1) First, let's examine how a speculator can use a put:
Take Google, which recently had news that the government would look into its anti-trust behavior. The stock is currently at $475 (rounded slightly). You believe that the price of Google (GOOG) will decline between now an August. One strategy is to short the stock; but that incurs the cost of borrowing the stock. In addition, potential margin calls and unlimited go along with shorting equity.
Herein come options:
Say you believe the stock will fall to $450. The $475 (The At The Money) put option is currently trading for $20.50. If you are indeed correct, then you will make $4.50 per stock ($450) total. The break-even point of a speculation put for this option is the strike ($475) minus the cost ($20.50):
475-20.50=$454.50.
If the stock drops below $454.50, then money will be made. If the stock is indeed $450 in August, you will buy the stock at cost ($450) then exercise your put. This put gives you the right to sell the stock you bought at $475, a $25 per share gross profit. Subtract the $20.50 you paid for the shares, and you have a $4.50/share profit.
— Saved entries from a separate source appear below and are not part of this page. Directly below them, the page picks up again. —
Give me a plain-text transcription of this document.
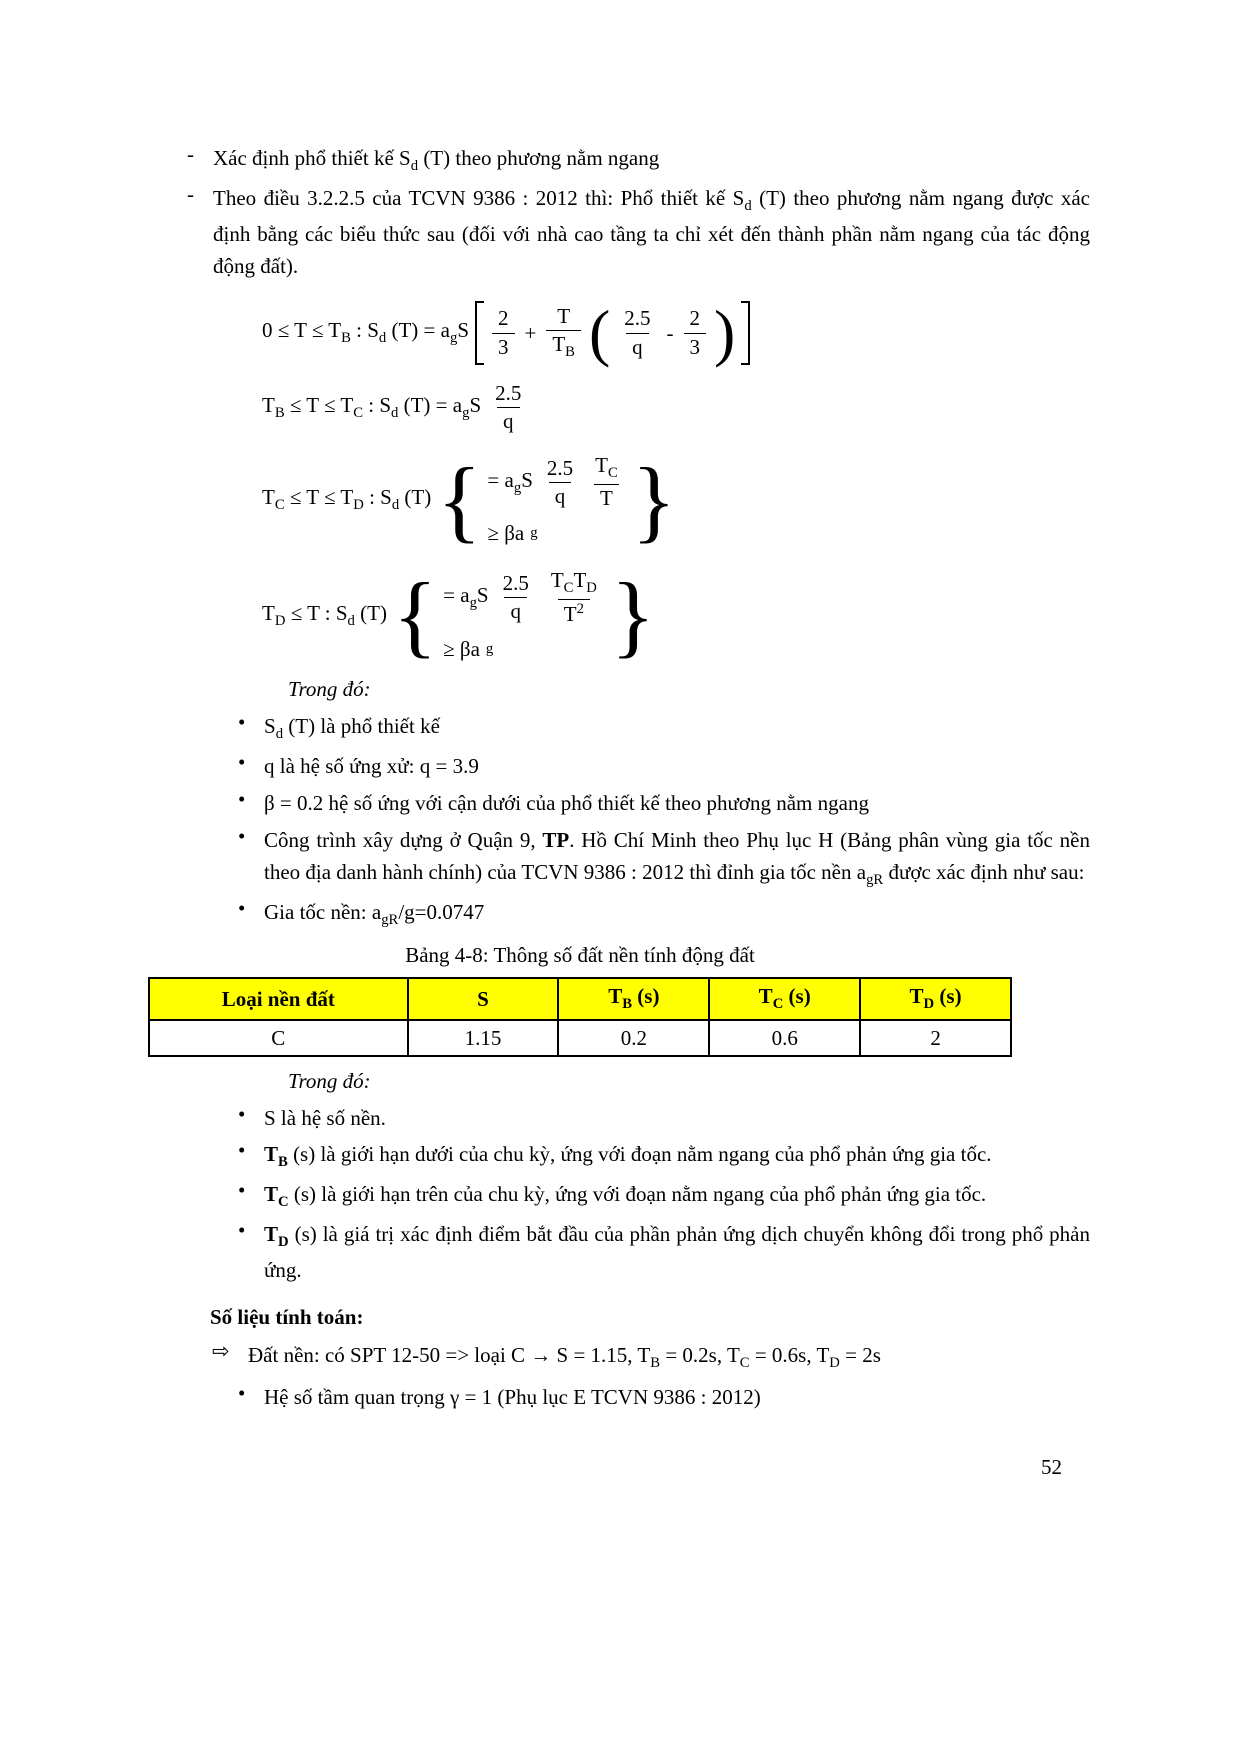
- Xác định phổ thiết kế $S_d$ (T) theo phương nằm ngang
- Theo điều 3.2.2.5 của TCVN 9386 : 2012 thì: Phổ thiết kế $S_d$ (T) theo phương nằm ngang được xác định bằng các biểu thức sau (đối với nhà cao tầng ta chỉ xét đến thành phần nằm ngang của tác động động đất).
$0 \le T \le T_B$ : $S_d$ $(T) = a_gS \frac{2}{3} + \frac{T}{T_B}$ ( $\frac{2.5}{q} - \frac{2}{3}$ )
$T_B \le T \le T_C$ : $S_d$ $(T) = a_gS \frac{2.5}{q}$
$T_C \le T \le T_D$ : $S_d$ (T) { = $a_gS \frac{2.5}{q} \frac{T_C}{T}$
≥ βa g }
$T_D \le T$ : $S_d$ (T) { = $a_gS \frac{2.5}{q} \frac{T_CT_D}{T^2}$
≥ βa g }
Trong đó:
• $S_d$ (T) là phổ thiết kế
• q là hệ số ứng xử: q = 3.9
• β = 0.2 hệ số ứng với cận dưới của phổ thiết kế theo phương nằm ngang
• Công trình xây dựng ở Quận 9, TP. Hồ Chí Minh theo Phụ lục H (Bảng phân vùng gia tốc nền theo địa danh hành chính) của TCVN 9386 : 2012 thì đỉnh gia tốc nền $a_{gR}$ được xác định như sau:
• Gia tốc nền: $a_{gR}/g=0.0747$
Bảng 4-8: Thông số đất nền tính động đất
Loại nền đất	S	$T_B$ (s)	$T_C$ (s)	$T_D$ (s)
C	1.15	0.2	0.6	2
Trong đó:
• S là hệ số nền.
• $T_B$ (s) là giới hạn dưới của chu kỳ, ứng với đoạn nằm ngang của phổ phản ứng gia tốc.
• $T_C$ (s) là giới hạn trên của chu kỳ, ứng với đoạn nằm ngang của phổ phản ứng gia tốc.
• $T_D$ (s) là giá trị xác định điểm bắt đầu của phần phản ứng dịch chuyển không đổi trong phổ phản ứng.
Số liệu tính toán:
⇨ Đất nền: có SPT 12-50 => loại C → S = 1.15, $T_B = 0.2s$, $T_C = 0.6s$, $T_D = 2s$
• Hệ số tầm quan trọng γ = 1 (Phụ lục E TCVN 9386 : 2012)
52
If you are wrong, and the stock shoots to $550, you can only lose the $20.50/share ($2,050) you bought the option for.
Shorting equity would equate to $75/share ($7,500). A "stop order" can be placed if the stock raises (say, above $500). This will limit the loss from being wrong. However, if the stock rises above $500 before dropping to $450, a short position would lose money, where the put would profit.
2) Let's now assume you own Google. You are long Google, believe in the company, but are worried about the downside of this potential lawsuit. In that case, you can buy a put to protect your investment. You can hedge your position as follows:
Let us say that you buy a $475 (the current stock price) put. If the stock goes up to $550, you make money (profit $75/share), as you own the stock, but the put expires worthless. You lose $20.50/share on the put, for a net profit of $49.50/share.
Now: Assume the stock goes to $450. You can use your put to sell the stock at $475, curbing the potential loss from the stock's drop. Instead of losing $25/share, you only lose $20.50/share.
Here are the three strategies compared side by side. Notice that a hedge put makes money by the stock increasing in value, where a speculating put earns money by a drop in the price. The traditional long will out perform the hedge put, but has a larger downside risk.